As Houston Chronicle reporter Gabrielle Banks has reported, Democratic judges elected in November have approved comprehensive revisions to the bail system and plan to present the new protocol to federal judge Lee Rosenthal to ask her that she authorizes its implementation as a foundation for a settlement regarding a lawsuit filed in 2016.

Banks told Houston Matters Friday that the new guidelines practically mean that “about 85 percent of people arrested on misdemeanors are gonna be automatically released on a cash free bond.”


There would be exceptions for people arrested for domestic violence, as well as for those arrested for repeat drunken driving and bond violations. Those defendants would have to appear before a magistrate or judge within 48 hours, but they might also qualify for personal recognizance bonds.

Banks noted there were approximately 2,000 people under supervision of the pretrial services division in 2015 and that the new protocol would mean that number could jump to about 46,000 people.

She said pretrial services director Kelvin Banks anticipates that in the next six months or so they will advance the technology the division uses to keep track of court appearances. Additionally, Banks is considering asking the Harris County Commissioners Court to authorize hiring 23 new employees to work on supervisions.

The Chronicle reporter also thinks the protocol devised by the new judges could mean that things “start moving pretty quickly” regarding the outcome of the lawsuit. “I think that Judge Rosenthal will be very pleased to see that everybody’s put their heads together,” Banks commented, “and come up with the first step of a process of a settlement.”

Elizabeth Rossi, an attorney with Civil Rights Corp —one of the groups that filed the 2016 lawsuit— told Houston Matters' Maggie Martin the next step in the process is “making sure that there are processes and supports in the system to make sure that the local rule is enduring.”

Hidalgo and Ellis react

Harris County Judge Lina Hidalgo said in a statement the new guidelines push the county's judicial system to become “fairer, safer, and more cost effective.” “This work will require coordination between multiple agencies and I am working with key stakeholders to make sure we do it right,” Hidalgo added.
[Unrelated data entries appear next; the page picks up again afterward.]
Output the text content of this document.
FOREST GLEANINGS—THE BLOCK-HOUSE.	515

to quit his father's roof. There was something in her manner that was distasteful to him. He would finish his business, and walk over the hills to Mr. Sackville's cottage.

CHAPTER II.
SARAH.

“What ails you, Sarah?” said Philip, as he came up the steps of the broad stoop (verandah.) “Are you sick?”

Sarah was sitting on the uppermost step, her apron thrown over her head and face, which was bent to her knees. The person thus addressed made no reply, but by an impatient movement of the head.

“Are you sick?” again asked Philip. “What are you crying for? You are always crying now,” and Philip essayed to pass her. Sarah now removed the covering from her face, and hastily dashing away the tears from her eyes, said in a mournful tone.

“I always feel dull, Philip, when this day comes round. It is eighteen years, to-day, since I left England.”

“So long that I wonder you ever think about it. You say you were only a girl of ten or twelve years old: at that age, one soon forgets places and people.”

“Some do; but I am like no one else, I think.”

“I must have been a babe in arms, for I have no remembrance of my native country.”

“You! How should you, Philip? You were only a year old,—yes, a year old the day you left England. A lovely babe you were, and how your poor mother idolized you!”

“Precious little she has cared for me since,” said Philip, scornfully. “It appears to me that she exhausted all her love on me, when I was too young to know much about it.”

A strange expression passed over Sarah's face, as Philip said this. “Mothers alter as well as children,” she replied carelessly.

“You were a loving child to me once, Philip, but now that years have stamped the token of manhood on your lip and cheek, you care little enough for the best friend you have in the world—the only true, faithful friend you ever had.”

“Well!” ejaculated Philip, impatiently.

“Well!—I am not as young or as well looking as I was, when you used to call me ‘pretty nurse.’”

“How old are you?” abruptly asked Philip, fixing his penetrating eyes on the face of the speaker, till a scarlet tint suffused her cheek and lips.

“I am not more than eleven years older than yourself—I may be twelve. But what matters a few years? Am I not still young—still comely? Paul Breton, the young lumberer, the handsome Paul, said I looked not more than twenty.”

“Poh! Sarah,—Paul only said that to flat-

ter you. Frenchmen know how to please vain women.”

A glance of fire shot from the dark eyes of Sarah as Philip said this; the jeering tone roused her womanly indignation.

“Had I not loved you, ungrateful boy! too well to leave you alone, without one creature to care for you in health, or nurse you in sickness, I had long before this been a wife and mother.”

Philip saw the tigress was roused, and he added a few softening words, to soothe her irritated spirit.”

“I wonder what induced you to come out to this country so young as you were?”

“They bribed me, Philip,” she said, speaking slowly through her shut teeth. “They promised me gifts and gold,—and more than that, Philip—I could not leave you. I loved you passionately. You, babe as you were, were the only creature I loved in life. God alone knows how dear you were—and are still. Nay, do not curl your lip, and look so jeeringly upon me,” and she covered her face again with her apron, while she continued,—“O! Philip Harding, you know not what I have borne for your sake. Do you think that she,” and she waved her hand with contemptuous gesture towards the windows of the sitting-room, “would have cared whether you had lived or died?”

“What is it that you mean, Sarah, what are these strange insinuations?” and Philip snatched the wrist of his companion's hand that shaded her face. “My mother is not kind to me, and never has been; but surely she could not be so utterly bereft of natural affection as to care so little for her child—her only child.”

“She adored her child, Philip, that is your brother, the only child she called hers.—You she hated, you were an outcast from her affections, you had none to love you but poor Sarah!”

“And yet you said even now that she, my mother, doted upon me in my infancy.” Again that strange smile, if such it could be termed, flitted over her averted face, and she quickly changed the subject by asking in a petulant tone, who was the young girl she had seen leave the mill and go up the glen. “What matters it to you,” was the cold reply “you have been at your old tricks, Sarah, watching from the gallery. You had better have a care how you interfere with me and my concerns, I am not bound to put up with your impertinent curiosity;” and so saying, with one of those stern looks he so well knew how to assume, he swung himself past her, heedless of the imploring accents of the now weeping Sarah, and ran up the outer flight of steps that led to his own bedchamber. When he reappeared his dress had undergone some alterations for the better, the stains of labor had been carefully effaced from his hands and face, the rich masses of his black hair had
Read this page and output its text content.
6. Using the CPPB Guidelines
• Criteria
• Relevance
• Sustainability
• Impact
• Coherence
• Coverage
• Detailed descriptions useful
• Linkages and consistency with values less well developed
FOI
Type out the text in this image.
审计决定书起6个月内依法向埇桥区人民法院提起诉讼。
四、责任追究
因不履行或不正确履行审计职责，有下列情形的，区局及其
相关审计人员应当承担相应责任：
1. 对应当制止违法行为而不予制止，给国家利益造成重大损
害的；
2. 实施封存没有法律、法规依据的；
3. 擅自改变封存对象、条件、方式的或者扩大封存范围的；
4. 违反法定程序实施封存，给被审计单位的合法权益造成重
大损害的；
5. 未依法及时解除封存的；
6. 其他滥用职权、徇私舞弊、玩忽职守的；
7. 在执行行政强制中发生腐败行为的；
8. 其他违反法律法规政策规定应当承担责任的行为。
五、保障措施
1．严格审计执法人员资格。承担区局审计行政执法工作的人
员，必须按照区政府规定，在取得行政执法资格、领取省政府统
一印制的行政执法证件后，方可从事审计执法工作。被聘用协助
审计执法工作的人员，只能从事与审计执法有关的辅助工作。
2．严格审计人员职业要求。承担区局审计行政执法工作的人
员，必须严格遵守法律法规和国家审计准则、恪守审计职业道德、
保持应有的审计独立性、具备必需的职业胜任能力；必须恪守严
Harris County Commissioner Rodney Ellis, who represents Precinct 1 and is a prominent proponent of bail reform, also praised the new protocol in a statement saying it is “a first step toward leveling a two-tiered justice system, where access to justice, liberty and due process has been based on how much money a person has in their pocket instead of their guaranteed constitutional rights.”

Ellis also told Houston Matters Harris County must keep working on the development of pretrial services and diversion programs, among other things.